Are you aware of solutions for multi-threaded and relative time-accurate recordi...

gregthelaw · on Feb 1, 2025

Co-founder of Undo here. This is a common misunderstanding, and just not true -- neither for Undo nor rr. Most races will reproduce at least as easily in Undo, especially if you use our "thread fuzzing" feature (rr has something similar, called chaos mode).

Sure, there will always be some races/timing issues that just won't repro under recording (Heisenberg principal and all that), but in fact most races are _more likely_ to occur under recording. Part of this is because you slow down the process being recorded, which is equivalent to speeding up the outside world.

And of course, when you do have your gnarly timing issue captured in a recording, it's usually trivial to root-cause exactly what happened. Our customers tell us that races and timing issues are a major use-case.

matu3ba · on Feb 1, 2025

Thanks for clarification. I have not been aware of thread fuzzing and chaos mode before.

Veserv · on Feb 1, 2025

Multiplexing onto a single thread is sufficient to observe and record concurrency errors. If that is not sufficient, then I am assuming you want to observe and record errors caused by true parallelism. If so, then you need a full memory trace. That restricts you to either hardware that supports full memory trace connected to a hardware trace probe or instrumented software full memory trace.
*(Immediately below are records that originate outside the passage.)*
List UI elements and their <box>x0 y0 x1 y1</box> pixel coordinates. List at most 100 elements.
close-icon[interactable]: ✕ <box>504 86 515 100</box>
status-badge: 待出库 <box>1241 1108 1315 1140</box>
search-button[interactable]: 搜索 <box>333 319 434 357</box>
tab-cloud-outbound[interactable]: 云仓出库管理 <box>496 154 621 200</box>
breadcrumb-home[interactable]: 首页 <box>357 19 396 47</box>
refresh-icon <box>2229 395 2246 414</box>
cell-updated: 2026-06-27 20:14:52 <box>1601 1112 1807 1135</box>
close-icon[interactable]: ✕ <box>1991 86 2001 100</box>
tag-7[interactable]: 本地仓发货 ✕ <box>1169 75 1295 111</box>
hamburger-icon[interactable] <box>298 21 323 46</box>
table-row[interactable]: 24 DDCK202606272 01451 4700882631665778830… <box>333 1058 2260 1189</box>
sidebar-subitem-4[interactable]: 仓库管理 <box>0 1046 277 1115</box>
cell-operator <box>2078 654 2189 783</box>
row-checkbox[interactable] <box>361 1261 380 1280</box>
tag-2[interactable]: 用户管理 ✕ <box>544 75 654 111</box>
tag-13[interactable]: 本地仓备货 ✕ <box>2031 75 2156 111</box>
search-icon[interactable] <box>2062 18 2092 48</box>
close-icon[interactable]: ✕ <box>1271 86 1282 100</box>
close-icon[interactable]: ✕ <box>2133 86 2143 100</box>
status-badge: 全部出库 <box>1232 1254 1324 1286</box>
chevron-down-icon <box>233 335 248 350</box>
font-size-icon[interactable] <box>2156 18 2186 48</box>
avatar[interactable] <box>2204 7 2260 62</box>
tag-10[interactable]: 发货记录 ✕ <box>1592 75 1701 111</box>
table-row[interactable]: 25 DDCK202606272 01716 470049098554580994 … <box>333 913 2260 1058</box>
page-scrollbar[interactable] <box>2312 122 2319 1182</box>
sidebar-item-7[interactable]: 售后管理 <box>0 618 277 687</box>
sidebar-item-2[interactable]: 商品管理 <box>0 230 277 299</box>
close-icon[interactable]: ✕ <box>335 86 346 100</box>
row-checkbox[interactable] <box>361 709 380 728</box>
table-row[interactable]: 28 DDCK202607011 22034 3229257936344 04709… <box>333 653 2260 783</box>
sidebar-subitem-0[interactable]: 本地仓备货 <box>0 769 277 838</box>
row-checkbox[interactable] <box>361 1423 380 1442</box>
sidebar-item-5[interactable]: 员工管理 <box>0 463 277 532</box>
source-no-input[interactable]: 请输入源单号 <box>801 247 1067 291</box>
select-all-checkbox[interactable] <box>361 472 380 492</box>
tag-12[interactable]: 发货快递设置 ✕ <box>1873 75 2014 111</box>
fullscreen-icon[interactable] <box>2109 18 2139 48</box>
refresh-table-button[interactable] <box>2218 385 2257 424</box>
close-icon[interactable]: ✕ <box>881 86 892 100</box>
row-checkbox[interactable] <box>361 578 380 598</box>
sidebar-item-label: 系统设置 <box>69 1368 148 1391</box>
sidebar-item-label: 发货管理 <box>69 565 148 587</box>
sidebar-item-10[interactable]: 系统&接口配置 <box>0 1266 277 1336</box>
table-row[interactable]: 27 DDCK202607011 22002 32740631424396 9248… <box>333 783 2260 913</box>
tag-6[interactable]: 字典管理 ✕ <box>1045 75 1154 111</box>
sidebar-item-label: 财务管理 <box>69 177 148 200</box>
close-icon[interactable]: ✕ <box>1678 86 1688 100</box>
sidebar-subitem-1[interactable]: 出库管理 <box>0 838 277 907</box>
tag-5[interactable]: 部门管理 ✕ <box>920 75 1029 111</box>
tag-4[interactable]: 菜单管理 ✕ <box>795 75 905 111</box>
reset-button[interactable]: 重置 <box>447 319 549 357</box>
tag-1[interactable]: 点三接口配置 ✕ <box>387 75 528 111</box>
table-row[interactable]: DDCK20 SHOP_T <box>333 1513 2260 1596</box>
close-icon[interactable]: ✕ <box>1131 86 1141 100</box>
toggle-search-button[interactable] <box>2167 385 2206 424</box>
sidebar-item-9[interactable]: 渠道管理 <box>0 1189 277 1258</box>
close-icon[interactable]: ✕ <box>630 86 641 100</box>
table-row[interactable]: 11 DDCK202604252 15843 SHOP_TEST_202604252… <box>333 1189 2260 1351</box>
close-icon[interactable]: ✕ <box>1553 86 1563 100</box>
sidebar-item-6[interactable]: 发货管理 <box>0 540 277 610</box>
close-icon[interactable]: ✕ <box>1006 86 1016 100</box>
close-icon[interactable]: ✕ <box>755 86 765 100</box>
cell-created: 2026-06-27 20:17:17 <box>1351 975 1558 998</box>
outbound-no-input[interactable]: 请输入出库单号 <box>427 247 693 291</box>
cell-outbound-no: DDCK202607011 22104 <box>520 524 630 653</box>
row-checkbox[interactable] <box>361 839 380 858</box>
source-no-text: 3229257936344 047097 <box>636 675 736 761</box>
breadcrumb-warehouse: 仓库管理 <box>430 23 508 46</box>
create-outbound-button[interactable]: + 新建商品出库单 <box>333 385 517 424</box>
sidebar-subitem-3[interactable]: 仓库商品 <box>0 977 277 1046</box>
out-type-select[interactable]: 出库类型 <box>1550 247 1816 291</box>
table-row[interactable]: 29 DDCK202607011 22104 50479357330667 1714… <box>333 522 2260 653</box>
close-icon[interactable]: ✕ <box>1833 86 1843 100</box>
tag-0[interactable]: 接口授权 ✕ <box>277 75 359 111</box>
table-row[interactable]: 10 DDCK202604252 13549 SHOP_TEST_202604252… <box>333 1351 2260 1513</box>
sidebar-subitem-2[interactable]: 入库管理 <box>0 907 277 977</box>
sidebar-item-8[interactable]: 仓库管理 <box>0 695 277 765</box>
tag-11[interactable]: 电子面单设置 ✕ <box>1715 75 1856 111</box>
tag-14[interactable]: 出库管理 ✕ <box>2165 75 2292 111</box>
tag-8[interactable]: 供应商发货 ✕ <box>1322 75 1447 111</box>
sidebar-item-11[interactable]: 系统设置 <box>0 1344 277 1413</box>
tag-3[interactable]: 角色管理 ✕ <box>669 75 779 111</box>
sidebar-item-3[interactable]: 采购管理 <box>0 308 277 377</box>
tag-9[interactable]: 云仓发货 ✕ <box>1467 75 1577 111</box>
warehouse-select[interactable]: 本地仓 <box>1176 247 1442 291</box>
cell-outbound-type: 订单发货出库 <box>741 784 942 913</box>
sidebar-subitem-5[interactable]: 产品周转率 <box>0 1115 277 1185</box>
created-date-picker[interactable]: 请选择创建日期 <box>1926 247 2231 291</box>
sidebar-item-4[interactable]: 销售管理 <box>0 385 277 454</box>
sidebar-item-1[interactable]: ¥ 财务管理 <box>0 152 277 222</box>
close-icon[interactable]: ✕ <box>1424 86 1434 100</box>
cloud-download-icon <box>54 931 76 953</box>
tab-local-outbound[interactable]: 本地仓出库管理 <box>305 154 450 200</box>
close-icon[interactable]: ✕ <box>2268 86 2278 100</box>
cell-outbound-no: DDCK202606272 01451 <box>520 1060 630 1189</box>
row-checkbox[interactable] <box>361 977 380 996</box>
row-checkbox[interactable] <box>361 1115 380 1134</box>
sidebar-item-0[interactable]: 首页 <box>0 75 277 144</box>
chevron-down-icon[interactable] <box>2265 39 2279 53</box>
The former basically only exists for embedded boards and the latter does not exist (at say less than a 10x slowdown) for Linux or any other common desktop operating system as far as I am aware.

matu3ba · on Feb 1, 2025

So the only way to trace probe consumer desktop CPUs and possibly GPUs is by the hardware vendors them-self or specialized facilities/laboratories? For Intel I can find https://www.lauterbach.com/supported-platforms/architectures..., but nothing for trace probing AMD or later versions.

Veserv · on Feb 1, 2025

You can trace consumer desktop CPUs using instrumented software full memory trace, but that requires OS + debugger + compiler support which is not available for Linux, Windows, Mac, etc.

You can trace hardware that exposes trace functionality usually via a debug port of some kind. Many chips have trace functionality in their production design, but no debug connector is physically present in off-the-shelf boards (to reduce manufacturing cost). You can usually physically modify the board to get access to this functionality which is routinely done when porting software to a new chip/board.

Trace functionality comes in two major flavors, control flow trace and memory trace. Control flow trace only records control flow, so the contents of memory are unknown which is not very useful for your desired use case. Memory trace records memory accesses, so the contents of memory are known. Unfortunately, memory trace is very resource intensive, so most systems that support trace only implement control flow trace. As far as I am aware, it is very unlikely that any desktop or server CPU has memory trace.

The major manufacturers of trace probes and solutions that I know of are Green Hills Software, Lauterbach, and Segger.

matu3ba · on Feb 1, 2025

Thanks for your write-up, this is very helpful for understanding.

dzaima · on Feb 1, 2025

While the single-threaded execution means that issues from thread interleaving on the scale of nanoseconds will effectively not happen, multiple threads are still allowed and will be context-switched between. rr also has a chaos mode to intentionally make the context switching unfair.

matu3ba · on Feb 1, 2025

What kind/class of issues are caused by "thread interleaving on the scale of nanoseconds"? Faulty CPU bit flips due to radiation/quantum effects or what are you referring to? Just curious.

dzaima · on Feb 2, 2025

Not doing things atomically when they should be (incl. missing locks around tiny ops) would be a pretty large class.

With native multithreading data can pass from thread to thread millions of times per second, and you're much less likely to hit obscure interactions when limited instead to maybe a couple hundred context switches per second.

gregthelaw · on Feb 1, 2025

Exactly right. Undo has "thread fuzzing" which is similar concept to chaos mode, but more targeted.

AlotOfReading · on Feb 1, 2025

Antithesis is the only general purpose system I've seen for that. It takes the same single threaded approach, but can scale to N separate systems and fault injecting possible orderings.